Individual reconfiguration of single BR sometimes causes a crash of that BR
At protoDUNE, folks have noticed that the mysterious crashes of WIB BoardReaders at begin-run (Start) time are sometimes correlated with a second configuration of that BR.
Basically what happens is that the Configure step works for all of the BRs, EBs, etc, except for one BR (because of an issue with the upstream electronics). The user picks the single troublesome BR in the RunControl GUI and sends a second Configure command to that single BR, which works. But, when the subsequent Begin Run is attempted, that BR crashes.

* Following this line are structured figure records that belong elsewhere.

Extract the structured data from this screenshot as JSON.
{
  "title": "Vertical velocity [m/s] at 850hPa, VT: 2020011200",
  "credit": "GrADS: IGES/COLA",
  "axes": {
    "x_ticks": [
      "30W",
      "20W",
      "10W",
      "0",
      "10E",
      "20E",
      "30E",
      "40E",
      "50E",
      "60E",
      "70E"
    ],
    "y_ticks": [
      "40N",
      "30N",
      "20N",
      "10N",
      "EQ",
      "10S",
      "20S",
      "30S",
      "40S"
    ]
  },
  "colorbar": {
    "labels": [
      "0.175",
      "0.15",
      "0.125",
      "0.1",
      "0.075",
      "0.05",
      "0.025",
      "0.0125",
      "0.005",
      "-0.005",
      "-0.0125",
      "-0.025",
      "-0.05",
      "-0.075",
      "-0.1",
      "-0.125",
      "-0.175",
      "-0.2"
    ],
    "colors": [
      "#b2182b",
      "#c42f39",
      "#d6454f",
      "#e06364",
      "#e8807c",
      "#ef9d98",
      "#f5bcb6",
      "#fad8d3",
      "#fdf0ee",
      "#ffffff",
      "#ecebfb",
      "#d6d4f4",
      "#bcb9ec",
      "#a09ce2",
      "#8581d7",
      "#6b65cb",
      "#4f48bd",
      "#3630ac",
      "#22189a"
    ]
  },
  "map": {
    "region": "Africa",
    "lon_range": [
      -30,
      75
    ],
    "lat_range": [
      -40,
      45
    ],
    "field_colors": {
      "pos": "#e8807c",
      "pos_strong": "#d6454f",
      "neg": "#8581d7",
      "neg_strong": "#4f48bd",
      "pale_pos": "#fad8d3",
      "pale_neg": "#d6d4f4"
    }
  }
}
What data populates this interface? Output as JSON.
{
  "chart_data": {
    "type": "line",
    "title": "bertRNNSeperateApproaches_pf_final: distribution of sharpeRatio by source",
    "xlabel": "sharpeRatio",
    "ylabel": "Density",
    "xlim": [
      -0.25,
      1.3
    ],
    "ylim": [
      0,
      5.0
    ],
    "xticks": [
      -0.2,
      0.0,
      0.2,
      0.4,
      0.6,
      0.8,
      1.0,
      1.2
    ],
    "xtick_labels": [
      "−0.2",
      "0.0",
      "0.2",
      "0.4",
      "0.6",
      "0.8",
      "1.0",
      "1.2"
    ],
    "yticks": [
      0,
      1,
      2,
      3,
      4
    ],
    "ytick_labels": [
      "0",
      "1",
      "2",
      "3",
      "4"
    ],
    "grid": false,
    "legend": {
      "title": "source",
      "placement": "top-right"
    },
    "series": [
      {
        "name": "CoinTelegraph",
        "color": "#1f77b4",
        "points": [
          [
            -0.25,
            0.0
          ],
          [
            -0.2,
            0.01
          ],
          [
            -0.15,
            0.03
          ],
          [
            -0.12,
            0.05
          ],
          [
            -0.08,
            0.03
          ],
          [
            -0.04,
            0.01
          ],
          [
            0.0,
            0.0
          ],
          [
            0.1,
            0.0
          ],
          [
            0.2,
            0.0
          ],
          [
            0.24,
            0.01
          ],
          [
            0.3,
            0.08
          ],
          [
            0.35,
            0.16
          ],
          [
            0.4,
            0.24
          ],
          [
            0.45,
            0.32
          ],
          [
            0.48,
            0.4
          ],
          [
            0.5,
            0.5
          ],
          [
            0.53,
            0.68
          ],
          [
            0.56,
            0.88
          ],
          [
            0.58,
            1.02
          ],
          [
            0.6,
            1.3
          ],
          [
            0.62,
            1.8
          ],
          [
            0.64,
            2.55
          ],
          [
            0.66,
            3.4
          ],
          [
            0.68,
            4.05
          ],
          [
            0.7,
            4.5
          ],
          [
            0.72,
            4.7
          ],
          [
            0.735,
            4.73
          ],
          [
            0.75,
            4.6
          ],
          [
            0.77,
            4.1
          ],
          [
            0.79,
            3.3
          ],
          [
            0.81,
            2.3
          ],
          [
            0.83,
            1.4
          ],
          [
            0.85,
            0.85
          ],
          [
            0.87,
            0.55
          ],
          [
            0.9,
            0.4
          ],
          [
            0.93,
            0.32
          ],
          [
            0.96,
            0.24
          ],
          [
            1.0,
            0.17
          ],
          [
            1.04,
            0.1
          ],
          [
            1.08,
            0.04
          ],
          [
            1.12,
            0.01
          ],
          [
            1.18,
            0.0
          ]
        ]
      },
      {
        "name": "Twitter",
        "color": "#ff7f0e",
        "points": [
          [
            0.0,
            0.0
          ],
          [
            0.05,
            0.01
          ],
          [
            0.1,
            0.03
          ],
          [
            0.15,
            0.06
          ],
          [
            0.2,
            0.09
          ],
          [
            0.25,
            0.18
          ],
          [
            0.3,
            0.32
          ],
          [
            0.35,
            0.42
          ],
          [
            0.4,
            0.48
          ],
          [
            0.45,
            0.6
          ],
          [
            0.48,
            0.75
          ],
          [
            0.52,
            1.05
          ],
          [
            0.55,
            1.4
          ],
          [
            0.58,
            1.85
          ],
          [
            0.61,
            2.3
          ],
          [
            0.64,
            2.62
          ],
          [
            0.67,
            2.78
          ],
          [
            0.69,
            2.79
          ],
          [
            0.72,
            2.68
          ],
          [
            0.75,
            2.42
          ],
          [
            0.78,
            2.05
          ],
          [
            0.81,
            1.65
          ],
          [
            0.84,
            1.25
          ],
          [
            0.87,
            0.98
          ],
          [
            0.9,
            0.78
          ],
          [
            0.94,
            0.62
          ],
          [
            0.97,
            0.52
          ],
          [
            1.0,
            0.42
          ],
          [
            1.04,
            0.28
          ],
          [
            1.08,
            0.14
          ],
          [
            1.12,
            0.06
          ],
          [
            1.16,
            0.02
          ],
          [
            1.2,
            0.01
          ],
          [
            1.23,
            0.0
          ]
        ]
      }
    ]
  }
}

#1 Updated by Eric Flumerfelt over 1 year ago
Does clicking on configure again send another "initialize" XMLRPC command, or does it send a "reinitialize"? "reinitialize" currently has no implementation in BoardReaderCore, it simply logs a message and returns true.
Also, I think that we should add
generator_ptr_.reset(nullptr); at BoardReaderCore.cc:128.
#7 Updated by John Freeman 9 months ago
Concerning the issue with File metric trying to lock a mutex during destruction: if I look at commit a51d87d861aab023fb937d6212cbbfc14bd40ce9 on bugfix/21163_MetricCrashes, in artdaq-utilities/Plugins/file_metric.cc I see that these first two lines of the FileMetric::getTime_ function have been removed:
static std::mutex timeMutex; std::unique_lock<std::mutex> lk(timeMutex);
...so it's safe to say, just based on code review, that the stated desire to remove a problem with File metric locking a mutex during destruction would have been solved with this code change! It should be pointed out that FileMetric::getTime_ alters the contents of the file to which the File metric is writing, but as long as we don't have multiple processes writing to the same file this shouldn't be a problem (plus the mutex wouldn't help in that situation anyway, since it wouldn't be shared among processes).
#8 Updated by John Freeman 9 months ago
And concerning the problem with the graphite metric destructor: I confirmed that an exception was getting thrown from the graphite metric's destructor on the develop branch, specifically due to a call to
socket_.shutdown(boost::asio::socket_base::shutdown_send) within GraphiteMetric::stopMetrics_(). Commit a51d87d861aab023fb937d6212cbbfc14bd40ce9 on bugfix/21163_MetricCrashes handles this by calling the variant of the shutdown function which provides an error code rather than throwing an exception and then ignoring it. During my review, I added a bit of code via commit 9354f05882ba7d65bd8cbbd65914a63196845b54, in which the contents of the error are printed out, e.g., from /home/jcfree/daqlogs/component01-mu2edaq13-11101/component01-mu2edaq13-11101-20190911112526-17061.log on the mu2edaq cluster:
%MSG-w GraphiteMetric: Shutting Down 11-Sep-2019 11:26:00 CDT Sequence ID 83 In destructor of GraphiteMetric instance associated with localhost:2003, the following boost::system::system_error exception was thrown out of a call to stopMetrics() and caught: system:107, "shutdown: Transport endpoint is not connected" %MSG
#9 Updated by John Freeman 9 months ago
- Status changed from Remission to Resolved
Final part of the review. Commit 9c492d57c6f3d93bb46333636bdc9512f3997e3b on artdaq's feature/21163_BoardReaderCore_Reinitialize branch contains the forwarding to initialize() in soft_initialize() and reinitialize(). The code changes in that commit are crystal clear, so just looking at them is enough for me to consider them reviewed.